Identifying and characterizing natural fractures is essential for understanding fluid flow and drainage in many oil and gas reservoirs, particularly carbonate. The presence of fractures often enhances fluid recovery but substantially complicates reservoir flow performance. Information from cores and formation imaging logs is constrained by their availability and cost. Reliably predicting fracture density using petrophysical logs and machine learning (ML) is therefore a desirable objective for fields with reservoirs displaying intermittent and sparsely distributed fractures. In the first step, Hybrid ML-optimizer models are developed and applied to a large, high- resolution, dataset (10 petrophysical variables; 3395 data records; ∼12% of the records displaying fractures) from the Asmari fractured carbonate reservoir in Iran's Marun oil and gas field. Fracture density measured with a formation image log from one well is predicted by supervised learning using five hybrid models. The models use six of the ten petrophysical variables considered, based on feature selection, to predict fracture density.

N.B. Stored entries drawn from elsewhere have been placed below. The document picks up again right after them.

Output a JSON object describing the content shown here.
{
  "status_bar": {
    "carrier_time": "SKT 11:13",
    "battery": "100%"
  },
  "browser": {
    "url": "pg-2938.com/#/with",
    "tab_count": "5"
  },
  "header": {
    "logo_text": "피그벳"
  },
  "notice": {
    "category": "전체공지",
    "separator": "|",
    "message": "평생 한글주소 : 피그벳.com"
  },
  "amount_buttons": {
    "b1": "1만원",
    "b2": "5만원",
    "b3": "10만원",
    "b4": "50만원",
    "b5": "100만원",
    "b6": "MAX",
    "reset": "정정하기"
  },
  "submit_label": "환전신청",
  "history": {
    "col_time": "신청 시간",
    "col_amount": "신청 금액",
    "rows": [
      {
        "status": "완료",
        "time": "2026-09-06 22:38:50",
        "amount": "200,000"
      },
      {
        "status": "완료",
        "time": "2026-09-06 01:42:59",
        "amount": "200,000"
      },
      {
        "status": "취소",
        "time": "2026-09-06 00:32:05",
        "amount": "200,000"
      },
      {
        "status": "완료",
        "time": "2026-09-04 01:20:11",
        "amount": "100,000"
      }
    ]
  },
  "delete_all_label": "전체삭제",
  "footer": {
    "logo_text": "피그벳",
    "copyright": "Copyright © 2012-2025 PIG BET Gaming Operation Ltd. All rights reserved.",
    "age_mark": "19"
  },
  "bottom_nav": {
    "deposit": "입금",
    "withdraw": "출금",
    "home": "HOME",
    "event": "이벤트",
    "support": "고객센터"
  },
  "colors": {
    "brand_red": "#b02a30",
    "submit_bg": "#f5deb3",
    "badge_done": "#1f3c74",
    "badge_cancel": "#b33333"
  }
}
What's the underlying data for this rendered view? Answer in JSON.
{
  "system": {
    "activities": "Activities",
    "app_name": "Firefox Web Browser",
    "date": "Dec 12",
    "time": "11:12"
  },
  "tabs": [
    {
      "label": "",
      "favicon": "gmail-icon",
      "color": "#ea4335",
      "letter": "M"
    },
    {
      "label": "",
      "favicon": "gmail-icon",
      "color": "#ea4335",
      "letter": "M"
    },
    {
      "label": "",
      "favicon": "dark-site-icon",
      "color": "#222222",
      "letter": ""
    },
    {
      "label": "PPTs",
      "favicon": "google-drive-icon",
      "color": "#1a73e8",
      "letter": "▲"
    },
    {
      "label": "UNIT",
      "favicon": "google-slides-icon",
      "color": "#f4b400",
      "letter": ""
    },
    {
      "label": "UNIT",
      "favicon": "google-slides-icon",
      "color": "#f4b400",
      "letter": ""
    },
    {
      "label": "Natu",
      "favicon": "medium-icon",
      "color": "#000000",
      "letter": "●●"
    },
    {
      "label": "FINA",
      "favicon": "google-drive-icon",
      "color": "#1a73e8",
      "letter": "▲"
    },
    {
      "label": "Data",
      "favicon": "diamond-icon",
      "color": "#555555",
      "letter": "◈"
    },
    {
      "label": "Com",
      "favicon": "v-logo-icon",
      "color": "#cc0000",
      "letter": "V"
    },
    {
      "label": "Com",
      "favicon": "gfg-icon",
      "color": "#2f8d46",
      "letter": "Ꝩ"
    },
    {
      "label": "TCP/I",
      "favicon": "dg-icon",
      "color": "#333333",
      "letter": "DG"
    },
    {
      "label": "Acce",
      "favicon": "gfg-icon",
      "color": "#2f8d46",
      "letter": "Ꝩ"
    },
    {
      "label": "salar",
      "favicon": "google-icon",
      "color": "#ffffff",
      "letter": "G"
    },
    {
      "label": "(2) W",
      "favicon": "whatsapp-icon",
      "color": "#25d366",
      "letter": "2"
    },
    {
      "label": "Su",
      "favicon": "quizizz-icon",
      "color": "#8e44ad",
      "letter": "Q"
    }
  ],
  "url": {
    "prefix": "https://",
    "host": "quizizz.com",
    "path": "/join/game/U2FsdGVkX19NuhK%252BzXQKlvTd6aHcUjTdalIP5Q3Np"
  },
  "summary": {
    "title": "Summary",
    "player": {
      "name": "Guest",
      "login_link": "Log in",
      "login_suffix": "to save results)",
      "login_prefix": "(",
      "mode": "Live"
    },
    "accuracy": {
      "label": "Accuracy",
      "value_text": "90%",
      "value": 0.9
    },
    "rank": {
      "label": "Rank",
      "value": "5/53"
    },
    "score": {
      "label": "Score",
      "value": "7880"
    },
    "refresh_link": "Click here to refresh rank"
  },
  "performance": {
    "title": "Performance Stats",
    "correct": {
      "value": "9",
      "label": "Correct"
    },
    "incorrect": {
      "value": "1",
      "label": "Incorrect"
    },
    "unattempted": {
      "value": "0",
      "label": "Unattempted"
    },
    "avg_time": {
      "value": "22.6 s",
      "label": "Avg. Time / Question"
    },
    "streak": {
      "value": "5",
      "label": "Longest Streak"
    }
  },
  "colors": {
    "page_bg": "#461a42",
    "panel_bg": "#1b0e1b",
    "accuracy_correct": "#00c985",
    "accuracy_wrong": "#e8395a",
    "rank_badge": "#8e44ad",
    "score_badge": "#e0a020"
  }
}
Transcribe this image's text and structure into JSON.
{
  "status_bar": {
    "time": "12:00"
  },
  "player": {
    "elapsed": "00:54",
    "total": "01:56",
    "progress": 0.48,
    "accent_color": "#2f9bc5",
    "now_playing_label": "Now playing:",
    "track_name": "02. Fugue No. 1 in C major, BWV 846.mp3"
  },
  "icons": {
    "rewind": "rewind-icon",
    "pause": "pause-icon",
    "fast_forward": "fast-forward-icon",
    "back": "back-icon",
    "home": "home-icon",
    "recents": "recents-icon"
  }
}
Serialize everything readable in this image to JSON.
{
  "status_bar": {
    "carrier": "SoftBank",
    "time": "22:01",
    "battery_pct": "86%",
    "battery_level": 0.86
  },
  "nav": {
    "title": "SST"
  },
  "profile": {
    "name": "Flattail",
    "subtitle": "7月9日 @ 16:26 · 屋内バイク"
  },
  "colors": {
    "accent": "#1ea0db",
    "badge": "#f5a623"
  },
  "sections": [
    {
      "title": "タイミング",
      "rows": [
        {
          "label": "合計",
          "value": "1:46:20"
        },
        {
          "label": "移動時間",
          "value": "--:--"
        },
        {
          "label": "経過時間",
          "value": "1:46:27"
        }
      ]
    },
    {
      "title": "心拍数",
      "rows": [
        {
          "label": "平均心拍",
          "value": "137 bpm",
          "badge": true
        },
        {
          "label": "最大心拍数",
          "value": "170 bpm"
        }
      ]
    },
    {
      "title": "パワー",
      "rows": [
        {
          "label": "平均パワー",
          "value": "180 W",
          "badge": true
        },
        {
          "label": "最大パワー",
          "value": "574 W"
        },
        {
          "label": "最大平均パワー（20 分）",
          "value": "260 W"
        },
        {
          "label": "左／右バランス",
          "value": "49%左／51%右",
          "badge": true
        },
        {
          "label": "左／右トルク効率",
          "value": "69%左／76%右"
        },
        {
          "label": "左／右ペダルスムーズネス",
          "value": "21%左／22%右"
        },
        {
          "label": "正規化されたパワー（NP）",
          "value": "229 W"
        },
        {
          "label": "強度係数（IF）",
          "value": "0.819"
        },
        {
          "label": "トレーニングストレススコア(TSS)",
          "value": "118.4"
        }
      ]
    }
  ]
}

The selected variables are: corrected gamma ray (CGR), neutron porosity (NPHI); compressional sonic transition time (DT); interpreted sonic porosity (PHIS); bulk formation density (RHOB); and, the photoelectric absorption factor (PEF). The models enhance the performance of distance-weighted K-nearest neighbor (DWKNN) and neural network (MLP) with firefly and artificial bee colony optimizers. The novel firefly-KNN model achieves higher fracture density prediction accuracy than the other models. It is further refined by executing it in two layers: the first layer detects fractures; the second layer predicts fracture density. The double-layer-firefly-KNN model (DL-FF-DWKNN) achieves excellent prediction accuracy of fracture density for the Asmari carbonate (Precision = 99%, Recall = 97%, and F1-score = 98%). This correlation-free data matching technique substantially outperforms the correlation-dependent neural network models evaluated for this dataset with sparsely distributed fractured zones. The generalizability of the developed algorithms is tested with datasets from two other Marun field wells achieving prediction results that confirm high accuracy in fracture detection and prediction of fracture density (FVDC).